Atomエディタの主要開発者たちが手がける高速コードエディタ「Zed」が、ついに正式版v1.0に到達した。Rust製による圧倒的な軽快さとAI統合を武器に注目を集めてきたこのエディタが、DeepSeek-V4サポートとWindows・Linuxの重大バグ修正を引っ提げて本格展開に踏み切った。

AtomからZedへ——Rust製ネイティブエディタの登場

ZedはGitHubの看板エディタだった「Atom」の中心的な開発者が2022年に立ち上げた次世代コードエディタだ。AtomはElectron(Chromium + Node.js)上で動作していたため、起動の遅さやメモリ消費の大きさが長年の弱点だった。Zedはそこへの反省を設計思想の根っこに置き、Rustでネイティブアプリとして作り直された。

起動時間・スクロール速度・大規模ファイル処理のいずれにおいても、VS Codeとの差別化は体感できるレベルにある。
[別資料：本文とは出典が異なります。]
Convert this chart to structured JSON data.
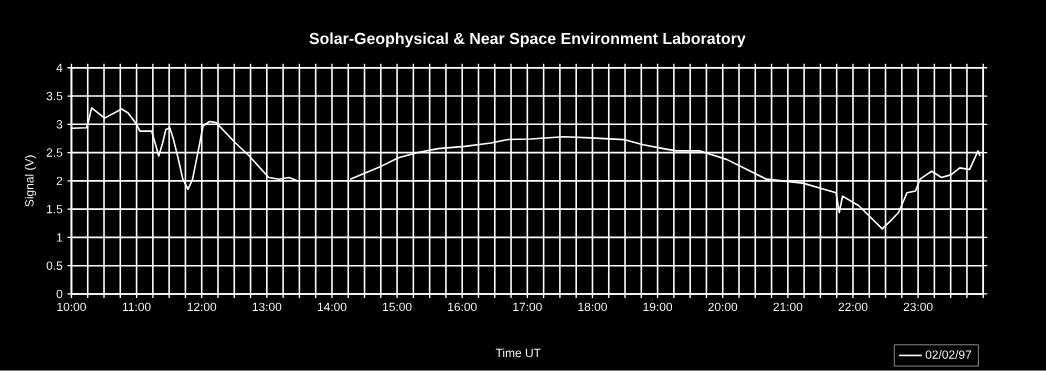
{
  "chart_data": {
    "type": "line",
    "title": "Solar-Geophysical & Near Space Environment Laboratory",
    "xlabel": "Time UT",
    "ylabel": "Signal (V)",
    "xlim": [
      10,
      24
    ],
    "ylim": [
      0,
      4
    ],
    "xticks": [
      {
        "value": 10,
        "label": "10:00"
      },
      {
        "value": 10.25,
        "label": null
      },
      {
        "value": 10.5,
        "label": null
      },
      {
        "value": 10.75,
        "label": null
      },
      {
        "value": 11,
        "label": "11:00"
      },
      {
        "value": 11.25,
        "label": null
      },
      {
        "value": 11.5,
        "label": null
      },
      {
        "value": 11.75,
        "label": null
      },
      {
        "value": 12,
        "label": "12:00"
      },
      {
        "value": 12.25,
        "label": null
      },
      {
        "value": 12.5,
        "label": null
      },
      {
        "value": 12.75,
        "label": null
      },
      {
        "value": 13,
        "label": "13:00"
      },
      {
        "value": 13.25,
        "label": null
      },
      {
        "value": 13.5,
        "label": null
      },
      {
        "value": 13.75,
        "label": null
      },
      {
        "value": 14,
        "label": "14:00"
      },
      {
        "value": 14.25,
        "label": null
      },
      {
        "value": 14.5,
        "label": null
      },
      {
        "value": 14.75,
        "label": null
      },
      {
        "value": 15,
        "label": "15:00"
      },
      {
        "value": 15.25,
        "label": null
      },
      {
        "value": 15.5,
        "label": null
      },
      {
        "value": 15.75,
        "label": null
      },
      {
        "value": 16,
        "label": "16:00"
      },
      {
        "value": 16.25,
        "label": null
      },
      {
        "value": 16.5,
        "label": null
      },
      {
        "value": 16.75,
        "label": null
      },
      {
        "value": 17,
        "label": "17:00"
      },
      {
        "value": 17.25,
        "label": null
      },
      {
        "value": 17.5,
        "label": null
      },
      {
        "value": 17.75,
        "label": null
      },
      {
        "value": 18,
        "label": "18:00"
      },
      {
        "value": 18.25,
        "label": null
      },
      {
        "value": 18.5,
        "label": null
      },
      {
        "value": 18.75,
        "label": null
      },
      {
        "value": 19,
        "label": "19:00"
      },
      {
        "value": 19.25,
        "label": null
      },
      {
        "value": 19.5,
        "label": null
      },
      {
        "value": 19.75,
        "label": null
      },
      {
        "value": 20,
        "label": "20:00"
      },
      {
        "value": 20.25,
        "label": null
      },
      {
        "value": 20.5,
        "label": null
      },
      {
        "value": 20.75,
        "label": null
      },
      {
        "value": 21,
        "label": "21:00"
      },
      {
        "value": 21.25,
        "label": null
      },
      {
        "value": 21.5,
        "label": null
      },
      {
        "value": 21.75,
        "label": null
      },
      {
        "value": 22,
        "label": "22:00"
      },
      {
        "value": 22.25,
        "label": null
      },
      {
        "value": 22.5,
        "label": null
      },
      {
        "value": 22.75,
        "label": null
      },
      {
        "value": 23,
        "label": "23:00"
      },
      {
        "value": 23.25,
        "label": null
      },
      {
        "value": 23.5,
        "label": null
      },
      {
        "value": 23.75,
        "label": null
      },
      {
        "value": 24,
        "label": null
      }
    ],
    "yticks": [
      0,
      0.5,
      1,
      1.5,
      2,
      2.5,
      3,
      3.5,
      4
    ],
    "grid": true,
    "legend": "bottom right",
    "line_style": "solid",
    "series": [
      {
        "name": "02/02/97",
        "color": "#ffffff",
        "x": [
          10.0,
          10.23,
          10.26,
          10.31,
          10.51,
          10.77,
          10.87,
          11.0,
          11.05,
          11.23,
          11.3,
          11.34,
          11.4,
          11.45,
          11.51,
          11.56,
          11.63,
          11.71,
          11.79,
          11.86,
          11.96,
          12.02,
          12.12,
          12.22,
          12.52,
          12.73,
          13.03,
          13.19,
          13.34,
          13.47,
          13.9,
          14.28,
          14.51,
          14.76,
          15.02,
          15.32,
          15.63,
          16.04,
          16.44,
          16.7,
          17.05,
          17.56,
          17.97,
          18.48,
          18.78,
          19.09,
          19.29,
          19.65,
          20.06,
          20.67,
          21.23,
          21.74,
          21.79,
          21.84,
          22.09,
          22.45,
          22.6,
          22.7,
          22.83,
          22.96,
          23.03,
          23.13,
          23.21,
          23.36,
          23.51,
          23.64,
          23.79,
          23.92,
          23.95
        ],
        "values": [
          2.93,
          2.94,
          3.05,
          3.29,
          3.11,
          3.27,
          3.2,
          3.0,
          2.88,
          2.88,
          2.61,
          2.44,
          2.67,
          2.91,
          2.94,
          2.76,
          2.44,
          2.03,
          1.85,
          2.03,
          2.61,
          2.97,
          3.05,
          3.03,
          2.67,
          2.44,
          2.06,
          2.03,
          2.06,
          2.0,
          null,
          2.03,
          2.14,
          2.26,
          2.41,
          2.5,
          2.57,
          2.61,
          2.67,
          2.73,
          2.74,
          2.78,
          2.76,
          2.73,
          2.64,
          2.57,
          2.53,
          2.53,
          2.38,
          2.03,
          1.96,
          1.79,
          1.44,
          1.73,
          1.56,
          1.15,
          1.32,
          1.44,
          1.79,
          1.82,
          2.03,
          2.11,
          2.17,
          2.06,
          2.11,
          2.23,
          2.2,
          2.53,
          2.44
        ]
      }
    ]
  }
}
拡張機能エコシステムでは依然VS Codeが圧倒的だが、「重さ」に悩むエンジニアにとっては真剣に検討する価値が出てきた。

DeepSeek-V4統合でAI支援が拡充

v1.0の目玉機能の一つがDeepSeek-V4モデルのサポート追加だ。ZedはもともとAI補助機能(Zed AI)を内蔵しており、コード補完・インラインチャット・コンテキスト理解を提供してきた。今回のDeepSeek-V4追加により、用途や組織の要件に応じてモデルを選択できる柔軟性が高まった。
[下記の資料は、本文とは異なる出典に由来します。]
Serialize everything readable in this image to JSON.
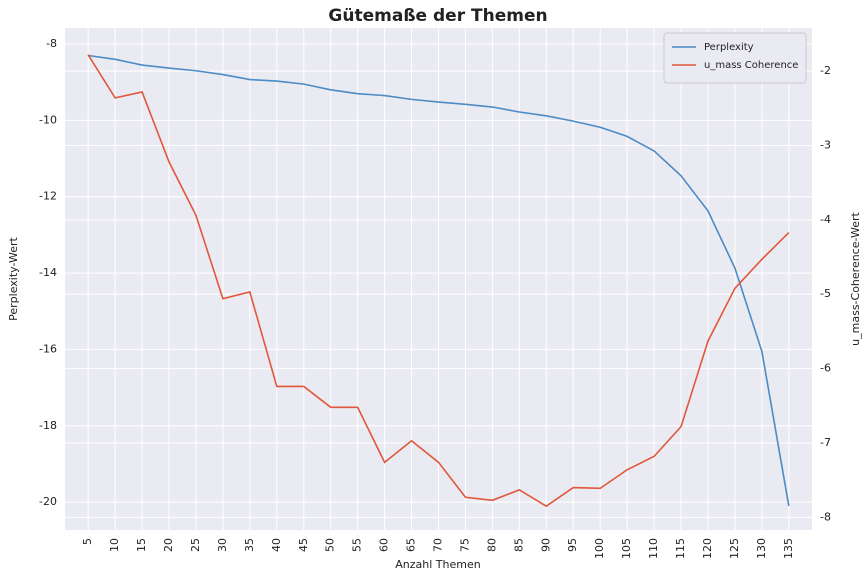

DeepSeek-V4は中国発のオープンウェイトLLMで、コーディング支援性能においてトップクラスの評価を受けている。OllamaなどのローカルLLMランタイムと組み合わせれば、コードをクラウドに一切送出せずにAI補助を受けることが可能だ。社内ルールでクラウドへのコードアップロードが制限されている環境、とりわけ日本の大企業・金融機関・官公庁では、このアーキテクチャが現実的な選択肢になる。

Windows・Linuxの安定性が大幅向上

ZedはもともとmacOSを主戦場として開発が進んでおり、Windows対応は後追いの色が強かった。「試してみたけどバグが多くて業務では使えない」という声も多く聞かれた。v1.0ではこの部分に大きくメスが入り、クロスプラットフォームとしての基盤固めが一段落した形だ。

実務での活用ポイント

VS Codeからの即乗り換えは急がなくていい。 拡張機能の数とエコシステムの成熟度では、VS Codeはまだ圧倒的なアドバンテージを持つ。特定の拡張機能に依存しているチームは移行コストを慎重に試算する必要がある。Zedは独自のエクステンション形式を採用しており、.vsixファイルをそのまま使い回すことはできない。

一方で、「エディタが重い・起動が遅い」という悩みを抱えるエンジニアには今すぐ試す価値がある。サブ環境やパーソナルプロジェクトで実際に触れ、体感的な差をつかんでおくことが先手だ。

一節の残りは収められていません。